Why are there so many different franchises instead of one? Well, Pinkberry and Red Mango were already established before this began, but Red Mango didn't really have a US presence, and Pinkberry was slow to expand. It was a big deal when they opened their second LA shop, but by then others had already started opening up to meet the demand.
posted by kingjoeshmoe at 6:43 AM on September 3, 2009


Response by poster: Thanks, everyone. I didn't know that the yogurt wars had been brewing in LA for several years now and then started to branch out -- they all popped up simultaneously where I live this year.
posted by I EAT TAPAS at 6:59 AM on September 3, 2009


Iceberry was a surprisingly decent chain of bingsu places in Seoul that were especially explosively popular around 2003 or so, spawning many knockoffs.

At some point, around 2005, Red Mango jumped on the bandwagon bowl concept and became the leader of the cold-shit-in-a-bowl concept in Seoul, using yogurt instead of bingsus.

Sometime around 2007, Pinkberry opened in LA/NYC/ETC, ripping off Iceberry's name and Red Mango's concept. To their credit, they were just providing frozen yogurt that wasn't as bombarded with sugar as TCBY or whatever else was, but according to cmgonzalez this caught on like crazy among celebrities--

And now, in 2009, St. Mark's in NYC has about four or five of these places. From punk to Pinkberry, I guess. It's too bad, these generic places -- give me back my NY Milkshake Company and that sleazy porn store!
posted by suedehead at 9:01 AM on September 3, 2009


As an L.A. native I can also attest to the fact that the fro yo trend has been going up and down since the early 80s when Penguins Frogen Yozurt ruled the land. A ton of copy cats went up around that and then died off when the coffee shop (Starbucks et al) started up. The frozen yogurt trend in L.A. never really completely died (Big Chill, Penguins have been around since then) but lagged and then expanded again after Pinkberry got big. No doubt it will all happen again.
posted by Sophie1 at 10:04 AM on September 3, 2009


The 1992 Simpsons Halloween episode riffs on frozen yogurt.
posted by vickyverky at 11:10 AM on September 3, 2009


kingjoeschmoe and suedehead together have the best summary of this interesting tale of frozen yogurt globalization, I reckon.

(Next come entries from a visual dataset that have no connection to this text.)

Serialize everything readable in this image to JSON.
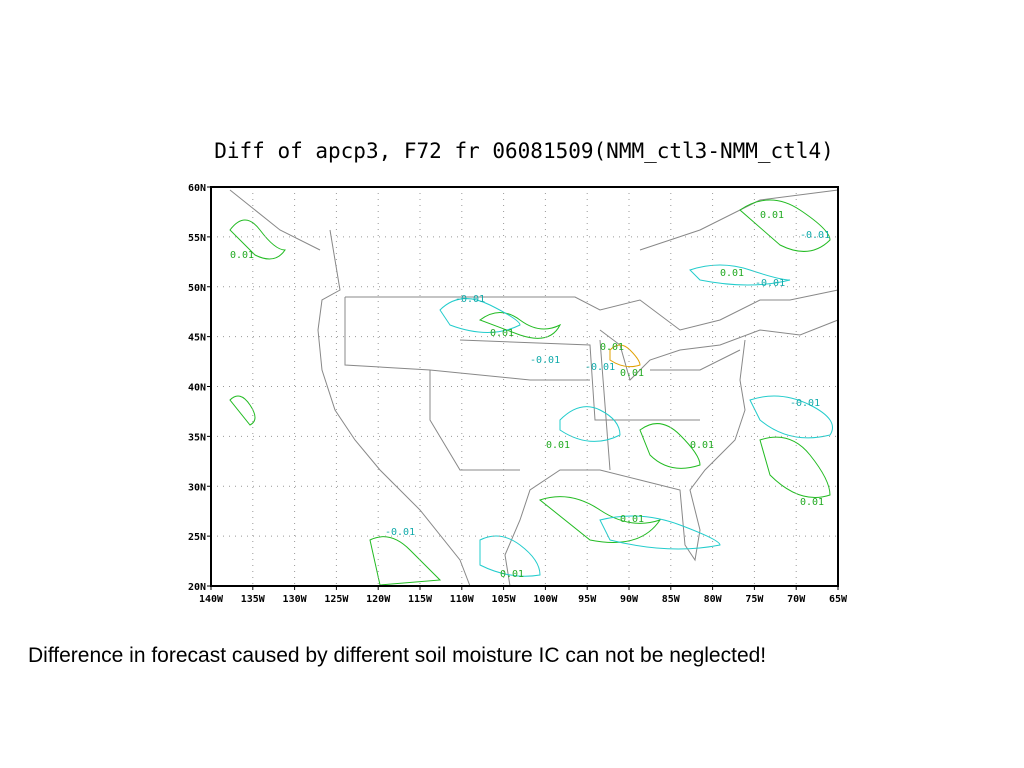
{
  "map": {
    "title": "Diff of apcp3, F72 fr 06081509(NMM_ctl3-NMM_ctl4)",
    "lat_labels": [
      "60N",
      "55N",
      "50N",
      "45N",
      "40N",
      "35N",
      "30N",
      "25N",
      "20N"
    ],
    "lon_labels": [
      "140W",
      "135W",
      "130W",
      "125W",
      "120W",
      "115W",
      "110W",
      "105W",
      "100W",
      "95W",
      "90W",
      "85W",
      "80W",
      "75W",
      "70W",
      "65W"
    ],
    "contour_labels": [
      "-0.01",
      "0.01",
      "0.01",
      "-0.01",
      "0.01",
      "-0.01",
      "0.01",
      "0.01",
      "-0.01",
      "0.01",
      "-0.01",
      "0.01",
      "0.01",
      "-0.01",
      "0.01",
      "-0.01",
      "0.01",
      "0.01"
    ]
  },
  "caption": "Difference in forecast caused by different soil moisture IC can not be neglected!"
}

If you haven't tried the current round of "tart yogurt," you probably don't actually understand this question, by the way. The new stuff is kind of a return to form in that it actually tastes yogurty again, instead of the bland bowdlerized froyo that's just wimpy ice cream for dieters, which is what's been standard since the 90s. The better shops have live cultures in it. Good stuff. Put mochi on it when you get it.
posted by wintersweet at 5:08 PM on September 4, 2009


I remember reading about the new tart yogurt trend in this article, it contains a nice little history.